The balance of convenience favoured the injunction remaining in place. There was no reason why the anton piller order should be set aside and the computer or computer programs returned to Hinkley.

However since Hotline was a foreign corporation with no assets in Australia it was ordered that security be provided for the anton piller order and for the future costs of this proceeding.


Warren J said:

“The plaintiffs [Hotline] submit that it is crucial to the business of Hotline Communications that it retain exclusive possession, custody and use of AW [the computer program].

The plaintiffs allege that in the absence of exclusive possession they are at risk of losing the value of the intellectual property.

Furthermore, the plaintiff’s are concerned that if they do not have exclusive possession of the property it will place them at risk that the information may be placed on the Internet. …

I consider that the balance of convenience lies with the Plaintiffs in that unless it has exclusive possession of the intellectual property in Hotline and AW the value of that intellectual property will be or potentially will be lost.”


A reminder that there are quite powerful legal remedies to prevent the misuse of confidential information and copyrighted material.

Gutnick v Dow Jones & Co Inc


Supreme Court of VIC– 28 August 2001


An article headed “Unholy Gains” was published in Barrons Magazine and also placed on the Defendant’s website located in New Jersey USA. Dow Jones operated this as a subscriber site and had 1700 subscribers in Australia.

The claim was that the Defendant published words and pictures, including a photo of Mr. Gutnick along with an imputation that the Plaintiff “was masquerading as a reputable citizen when he was a tax evader who had laundered large amounts of money…”
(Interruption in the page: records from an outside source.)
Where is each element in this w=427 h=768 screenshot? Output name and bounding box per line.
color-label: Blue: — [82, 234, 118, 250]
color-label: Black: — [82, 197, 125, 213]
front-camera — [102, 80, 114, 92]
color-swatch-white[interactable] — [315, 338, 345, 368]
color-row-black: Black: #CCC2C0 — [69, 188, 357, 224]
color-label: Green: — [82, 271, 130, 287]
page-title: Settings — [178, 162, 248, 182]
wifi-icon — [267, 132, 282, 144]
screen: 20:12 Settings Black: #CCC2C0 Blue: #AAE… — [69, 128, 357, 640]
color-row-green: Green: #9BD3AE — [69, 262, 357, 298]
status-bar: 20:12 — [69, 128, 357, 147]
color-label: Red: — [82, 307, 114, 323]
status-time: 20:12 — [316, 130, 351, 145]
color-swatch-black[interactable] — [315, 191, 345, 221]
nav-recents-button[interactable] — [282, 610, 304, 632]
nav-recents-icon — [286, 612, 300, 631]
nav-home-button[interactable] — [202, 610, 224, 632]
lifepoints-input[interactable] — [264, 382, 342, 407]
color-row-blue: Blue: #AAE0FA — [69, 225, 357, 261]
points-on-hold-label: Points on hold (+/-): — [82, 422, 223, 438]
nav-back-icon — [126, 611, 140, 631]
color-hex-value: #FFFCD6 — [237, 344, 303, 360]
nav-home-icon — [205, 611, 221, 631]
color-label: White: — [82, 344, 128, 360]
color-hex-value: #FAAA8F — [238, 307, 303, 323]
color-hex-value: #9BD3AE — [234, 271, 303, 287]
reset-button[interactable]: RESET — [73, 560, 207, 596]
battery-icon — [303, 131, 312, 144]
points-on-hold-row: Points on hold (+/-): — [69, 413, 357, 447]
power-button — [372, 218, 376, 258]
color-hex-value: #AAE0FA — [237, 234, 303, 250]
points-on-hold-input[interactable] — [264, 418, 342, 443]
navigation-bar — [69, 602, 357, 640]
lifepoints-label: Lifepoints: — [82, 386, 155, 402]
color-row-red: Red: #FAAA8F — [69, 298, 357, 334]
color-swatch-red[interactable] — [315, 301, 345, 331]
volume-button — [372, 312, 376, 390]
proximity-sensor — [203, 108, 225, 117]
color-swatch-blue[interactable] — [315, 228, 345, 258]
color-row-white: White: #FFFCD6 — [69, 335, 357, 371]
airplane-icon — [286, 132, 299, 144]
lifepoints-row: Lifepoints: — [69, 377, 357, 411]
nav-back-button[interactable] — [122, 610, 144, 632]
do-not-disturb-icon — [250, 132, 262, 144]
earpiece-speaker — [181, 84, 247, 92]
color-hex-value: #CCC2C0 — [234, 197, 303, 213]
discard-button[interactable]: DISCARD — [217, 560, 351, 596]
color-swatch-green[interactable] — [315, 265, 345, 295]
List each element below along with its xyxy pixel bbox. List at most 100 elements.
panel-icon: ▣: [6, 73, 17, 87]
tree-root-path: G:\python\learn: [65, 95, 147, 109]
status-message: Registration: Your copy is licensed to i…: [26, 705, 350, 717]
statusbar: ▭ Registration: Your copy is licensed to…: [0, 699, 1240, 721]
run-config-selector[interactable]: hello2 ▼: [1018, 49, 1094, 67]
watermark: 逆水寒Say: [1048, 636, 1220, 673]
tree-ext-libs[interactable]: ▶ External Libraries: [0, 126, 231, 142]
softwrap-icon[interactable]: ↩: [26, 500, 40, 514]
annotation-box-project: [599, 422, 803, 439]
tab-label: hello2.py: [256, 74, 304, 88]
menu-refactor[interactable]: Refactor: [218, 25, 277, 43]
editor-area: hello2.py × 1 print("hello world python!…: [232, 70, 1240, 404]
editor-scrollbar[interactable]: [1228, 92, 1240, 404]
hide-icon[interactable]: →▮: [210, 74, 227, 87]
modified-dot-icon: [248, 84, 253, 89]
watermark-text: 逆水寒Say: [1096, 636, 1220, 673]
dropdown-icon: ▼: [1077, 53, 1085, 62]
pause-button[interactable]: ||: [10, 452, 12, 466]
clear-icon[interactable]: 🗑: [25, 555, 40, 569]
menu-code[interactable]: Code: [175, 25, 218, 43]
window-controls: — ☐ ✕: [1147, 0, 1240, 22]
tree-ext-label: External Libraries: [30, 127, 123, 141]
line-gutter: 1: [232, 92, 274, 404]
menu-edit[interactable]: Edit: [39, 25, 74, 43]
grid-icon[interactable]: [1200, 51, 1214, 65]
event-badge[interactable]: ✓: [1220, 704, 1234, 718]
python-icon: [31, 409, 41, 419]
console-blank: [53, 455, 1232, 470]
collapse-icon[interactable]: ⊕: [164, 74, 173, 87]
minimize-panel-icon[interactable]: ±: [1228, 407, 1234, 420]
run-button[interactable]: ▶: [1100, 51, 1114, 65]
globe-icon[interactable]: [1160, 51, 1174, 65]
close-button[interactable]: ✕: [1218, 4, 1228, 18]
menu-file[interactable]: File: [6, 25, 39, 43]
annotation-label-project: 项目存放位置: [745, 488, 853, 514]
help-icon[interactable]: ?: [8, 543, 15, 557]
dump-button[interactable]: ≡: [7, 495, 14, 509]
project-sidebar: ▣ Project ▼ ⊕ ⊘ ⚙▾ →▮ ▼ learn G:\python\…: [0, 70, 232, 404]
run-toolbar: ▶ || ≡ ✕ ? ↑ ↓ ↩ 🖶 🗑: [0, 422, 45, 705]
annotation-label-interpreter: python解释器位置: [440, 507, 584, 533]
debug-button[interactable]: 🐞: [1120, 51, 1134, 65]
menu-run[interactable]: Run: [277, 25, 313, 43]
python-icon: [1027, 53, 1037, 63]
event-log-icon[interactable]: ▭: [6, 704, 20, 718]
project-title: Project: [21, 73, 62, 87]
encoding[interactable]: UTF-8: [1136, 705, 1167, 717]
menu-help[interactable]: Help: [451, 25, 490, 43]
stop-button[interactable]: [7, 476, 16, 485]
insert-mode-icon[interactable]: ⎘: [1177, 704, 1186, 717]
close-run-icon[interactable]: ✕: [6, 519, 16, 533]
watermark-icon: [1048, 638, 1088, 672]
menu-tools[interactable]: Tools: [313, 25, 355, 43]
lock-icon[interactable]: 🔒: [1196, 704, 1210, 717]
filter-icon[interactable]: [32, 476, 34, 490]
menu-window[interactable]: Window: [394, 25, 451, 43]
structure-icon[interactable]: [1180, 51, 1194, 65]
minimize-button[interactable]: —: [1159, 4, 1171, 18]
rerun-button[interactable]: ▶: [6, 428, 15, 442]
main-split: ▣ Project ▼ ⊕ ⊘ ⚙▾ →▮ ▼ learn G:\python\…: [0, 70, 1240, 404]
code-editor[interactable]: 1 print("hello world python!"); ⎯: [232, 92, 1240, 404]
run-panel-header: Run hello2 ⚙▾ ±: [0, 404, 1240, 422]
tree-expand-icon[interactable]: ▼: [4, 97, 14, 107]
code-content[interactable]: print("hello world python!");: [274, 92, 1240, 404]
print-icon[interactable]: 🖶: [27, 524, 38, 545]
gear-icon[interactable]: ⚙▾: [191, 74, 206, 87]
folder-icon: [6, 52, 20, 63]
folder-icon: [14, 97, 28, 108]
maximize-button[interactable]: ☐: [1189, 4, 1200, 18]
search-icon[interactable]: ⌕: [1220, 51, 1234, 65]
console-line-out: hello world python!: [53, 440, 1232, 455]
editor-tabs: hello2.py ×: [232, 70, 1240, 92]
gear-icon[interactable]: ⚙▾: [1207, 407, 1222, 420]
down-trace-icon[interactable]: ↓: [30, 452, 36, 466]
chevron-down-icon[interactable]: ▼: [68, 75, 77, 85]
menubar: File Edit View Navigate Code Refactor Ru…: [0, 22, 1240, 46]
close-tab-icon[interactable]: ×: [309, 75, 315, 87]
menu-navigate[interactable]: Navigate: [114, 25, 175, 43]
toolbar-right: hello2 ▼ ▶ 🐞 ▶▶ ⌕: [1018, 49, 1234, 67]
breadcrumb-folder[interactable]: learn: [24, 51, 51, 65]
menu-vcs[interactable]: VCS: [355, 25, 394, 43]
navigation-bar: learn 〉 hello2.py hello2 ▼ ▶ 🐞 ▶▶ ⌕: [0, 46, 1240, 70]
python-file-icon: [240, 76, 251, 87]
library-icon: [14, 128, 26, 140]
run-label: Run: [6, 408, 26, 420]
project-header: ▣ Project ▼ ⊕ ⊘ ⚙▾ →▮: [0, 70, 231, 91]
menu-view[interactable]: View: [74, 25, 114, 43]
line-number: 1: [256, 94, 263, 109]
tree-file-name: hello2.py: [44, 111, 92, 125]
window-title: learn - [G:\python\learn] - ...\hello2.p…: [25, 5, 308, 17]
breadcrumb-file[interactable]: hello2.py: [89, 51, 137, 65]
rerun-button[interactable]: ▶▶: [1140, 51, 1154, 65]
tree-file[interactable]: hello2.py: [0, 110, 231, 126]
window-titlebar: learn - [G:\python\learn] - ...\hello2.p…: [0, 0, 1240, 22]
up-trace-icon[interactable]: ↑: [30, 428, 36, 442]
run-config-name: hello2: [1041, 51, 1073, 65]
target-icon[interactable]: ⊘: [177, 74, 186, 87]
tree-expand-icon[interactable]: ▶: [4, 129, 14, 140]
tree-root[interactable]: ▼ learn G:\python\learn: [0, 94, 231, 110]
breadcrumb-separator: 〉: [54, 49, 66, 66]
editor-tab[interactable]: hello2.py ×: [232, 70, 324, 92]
The Court was required to determine jurisdiction on the basis of where the online article was published and forum non convenience (was Victoria clearly an inappropriate forum).


The Court found that publication takes place where and when the contents of the publication are seen and heard. On the facts here that was when subscribers in Victoria downloaded the article and the State of Victoria has jurisdiction to entertain the proceedings.

The Court considered a number of factors including where the article was published, the plaintiff’s residence and business, seeking to vindicate his Victorian reputation and an undertaking not to sue in no other place in concluding that Victoria is both the appropriate and convenient forum.


Hedigan J

“…the critical issue is where and by whom it was published for the purposes of the law of deformation…publication takes place where and when the contents of the publication, oral or spoken, are seen and heard…and comprehended by the reader or hearer.”


Placing of articles on a website may amount to publication in the state where a subscriber views the article, under the law of defamation.

Further, anyone running a web site should be very careful in relation to defamation, particularly if users of the site can lodge materials published by owners of the web site.